State Department spokeswoman Jen Psaki said Kerry is expected to meet Friday with Ashton, and Iranian Foreign Minister Mohammad Javad Zarif. Britain's Foreign Secretary
William Hague and German Foreign Minister Guido Westerwelle were also expected to join Kerry on Friday, Reuters reported.
The talks are primarily focused on the size and output of Iran's enrichment program, which can create both reactor fuel and weapons-grade material suitable for a nuclear bomb. Iran insists it is pursuing only nuclear energy, medical treatments and research, but the United States and its allies fear that Iran could turn this material into the fissile core of nuclear warheads.
President Obama, in an interview with NBC on Thursday, described any sanctions relief as "modest" but said core sanctions against Iran would remain in place.
"Our job is not to trust the Iranians," Obama said. "Our job is to put in place mechanisms where we can verify what they're doing and not doing when it comes to their nuclear program."
International negotiators representing the six powers declined to comment on Araghchi's statement. Bur White House spokesman Jay Carney elaborated on what the U.S. calls a "first step" of a strategy meant to ultimately contain Iran's ability to use its nuclear program to make weapons.
An initial agreement would "address Iran's most advanced nuclear activities; increase transparency so Iran will not be able to use the cover of talks to advance its program; and create time and space as we negotiate a comprehensive agreement," Carney told reporters in Washington.
The six would consider "limited, targeted and reversible relief that does not affect our core sanctions," he said, alluding to penalties crippling Tehran's oil exports. If Iran reneges, said Carney, "the temporary, modest relief would be terminated, and we would be in a position to ratchet up the pressure even further by adding new sanctions."

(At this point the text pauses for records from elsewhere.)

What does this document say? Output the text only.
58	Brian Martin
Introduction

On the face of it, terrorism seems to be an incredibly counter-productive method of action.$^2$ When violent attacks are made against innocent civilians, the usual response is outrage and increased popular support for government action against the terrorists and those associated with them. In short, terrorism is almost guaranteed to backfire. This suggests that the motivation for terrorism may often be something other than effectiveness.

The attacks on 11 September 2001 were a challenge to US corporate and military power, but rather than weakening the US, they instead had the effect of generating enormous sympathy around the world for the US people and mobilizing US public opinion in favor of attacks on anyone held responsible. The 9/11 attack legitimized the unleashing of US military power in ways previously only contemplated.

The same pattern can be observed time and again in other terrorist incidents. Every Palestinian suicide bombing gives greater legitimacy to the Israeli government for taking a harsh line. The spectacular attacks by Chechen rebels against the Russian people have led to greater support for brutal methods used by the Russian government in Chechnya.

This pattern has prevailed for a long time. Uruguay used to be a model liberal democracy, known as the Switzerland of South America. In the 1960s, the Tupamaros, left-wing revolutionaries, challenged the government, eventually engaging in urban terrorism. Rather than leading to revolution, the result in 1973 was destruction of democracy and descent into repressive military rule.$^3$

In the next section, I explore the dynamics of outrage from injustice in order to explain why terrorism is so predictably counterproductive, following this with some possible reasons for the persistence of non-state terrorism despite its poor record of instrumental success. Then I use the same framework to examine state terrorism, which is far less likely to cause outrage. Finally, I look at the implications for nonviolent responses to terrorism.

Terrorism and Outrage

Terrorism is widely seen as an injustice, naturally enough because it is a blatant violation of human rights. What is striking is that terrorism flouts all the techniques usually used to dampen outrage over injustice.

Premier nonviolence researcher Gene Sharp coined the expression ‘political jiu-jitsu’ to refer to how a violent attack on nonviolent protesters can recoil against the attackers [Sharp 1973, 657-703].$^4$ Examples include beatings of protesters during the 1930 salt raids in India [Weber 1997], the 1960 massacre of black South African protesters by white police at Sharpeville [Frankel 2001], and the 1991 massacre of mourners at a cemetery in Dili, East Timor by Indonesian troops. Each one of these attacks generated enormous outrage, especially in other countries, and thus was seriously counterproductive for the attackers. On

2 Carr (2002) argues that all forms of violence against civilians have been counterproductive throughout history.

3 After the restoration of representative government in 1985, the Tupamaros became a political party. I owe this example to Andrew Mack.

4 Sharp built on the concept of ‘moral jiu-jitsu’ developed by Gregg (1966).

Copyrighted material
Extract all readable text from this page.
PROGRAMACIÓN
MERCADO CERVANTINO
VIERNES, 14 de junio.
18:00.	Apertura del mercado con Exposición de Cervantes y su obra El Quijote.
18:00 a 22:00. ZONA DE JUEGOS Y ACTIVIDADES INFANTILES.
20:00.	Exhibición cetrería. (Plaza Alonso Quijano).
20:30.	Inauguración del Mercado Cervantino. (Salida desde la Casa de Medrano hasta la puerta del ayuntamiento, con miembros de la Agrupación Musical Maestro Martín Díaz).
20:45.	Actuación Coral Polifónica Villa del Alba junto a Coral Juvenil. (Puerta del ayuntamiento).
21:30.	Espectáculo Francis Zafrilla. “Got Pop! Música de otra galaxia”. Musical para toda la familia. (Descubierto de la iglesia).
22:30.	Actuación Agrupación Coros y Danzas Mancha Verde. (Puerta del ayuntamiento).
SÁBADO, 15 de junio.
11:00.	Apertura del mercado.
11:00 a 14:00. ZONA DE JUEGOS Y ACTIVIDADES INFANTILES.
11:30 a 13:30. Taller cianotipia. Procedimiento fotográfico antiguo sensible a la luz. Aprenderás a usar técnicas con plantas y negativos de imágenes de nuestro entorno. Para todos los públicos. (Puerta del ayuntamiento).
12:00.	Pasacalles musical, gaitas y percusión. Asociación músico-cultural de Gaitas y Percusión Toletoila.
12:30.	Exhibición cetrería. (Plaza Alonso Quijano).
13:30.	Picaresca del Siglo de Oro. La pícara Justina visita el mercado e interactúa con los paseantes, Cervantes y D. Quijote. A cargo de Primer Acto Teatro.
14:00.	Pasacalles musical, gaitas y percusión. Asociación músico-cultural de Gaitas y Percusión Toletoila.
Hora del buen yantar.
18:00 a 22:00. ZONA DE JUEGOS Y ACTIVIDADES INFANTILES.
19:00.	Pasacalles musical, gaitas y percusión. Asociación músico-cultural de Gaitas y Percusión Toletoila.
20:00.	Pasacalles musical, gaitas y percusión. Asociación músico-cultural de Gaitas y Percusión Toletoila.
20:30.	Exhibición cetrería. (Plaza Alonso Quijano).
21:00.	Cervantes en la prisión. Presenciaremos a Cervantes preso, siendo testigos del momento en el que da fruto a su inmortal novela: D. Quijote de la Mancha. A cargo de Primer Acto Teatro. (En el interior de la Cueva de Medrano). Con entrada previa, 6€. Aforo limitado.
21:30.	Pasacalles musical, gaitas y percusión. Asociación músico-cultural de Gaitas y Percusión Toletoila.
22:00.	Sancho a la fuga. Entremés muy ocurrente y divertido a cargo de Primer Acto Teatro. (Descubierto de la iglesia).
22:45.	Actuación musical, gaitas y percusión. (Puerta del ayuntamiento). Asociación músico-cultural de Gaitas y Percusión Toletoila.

He described any temporary, initial relief of sanctions as likely "more financial rather than technical." Diplomats have previously said initial sanction rollbacks could free Iranian funds in overseas accounts and allow trade in gold and petrochemicals.
The last round of talks three weeks ago reached agreement on a framework of possible discussion points, and the two sides kicked off Thursday's round focused on getting to that first step.
Thursday's meeting ended about an hour after it began, followed by bilateral meetings, including one between the U.S and Iranian delegations. EU spokesman Michael Mann said the talks were "making progress."
Before the morning round, Zarif, the Iranian foreign minister, met with the EU's Ashton, who is convening the meeting. Asked afterward about the chances of agreement on initial steps this week, Zarif told reporters: "If everyone tries their best, we may have one."
After nearly a decade of deadlock, Iran seems more amenable to making concessions to the six countries. Iran's new president, Hassan Rouhani, has indicated he could cut back on the nuclear program in exchange for an easing of sanctions.
Despite the seemingly calmer political backdrop, issues remain.
Iranian hardliners want a meaningful — and quick — reduction of the sanctions in exchange for any concessions, while some U.S. lawmakers want significant rollbacks in Iran's nuclear activities in exchange for any loosening of actions.
The Associated Press contributed to this report.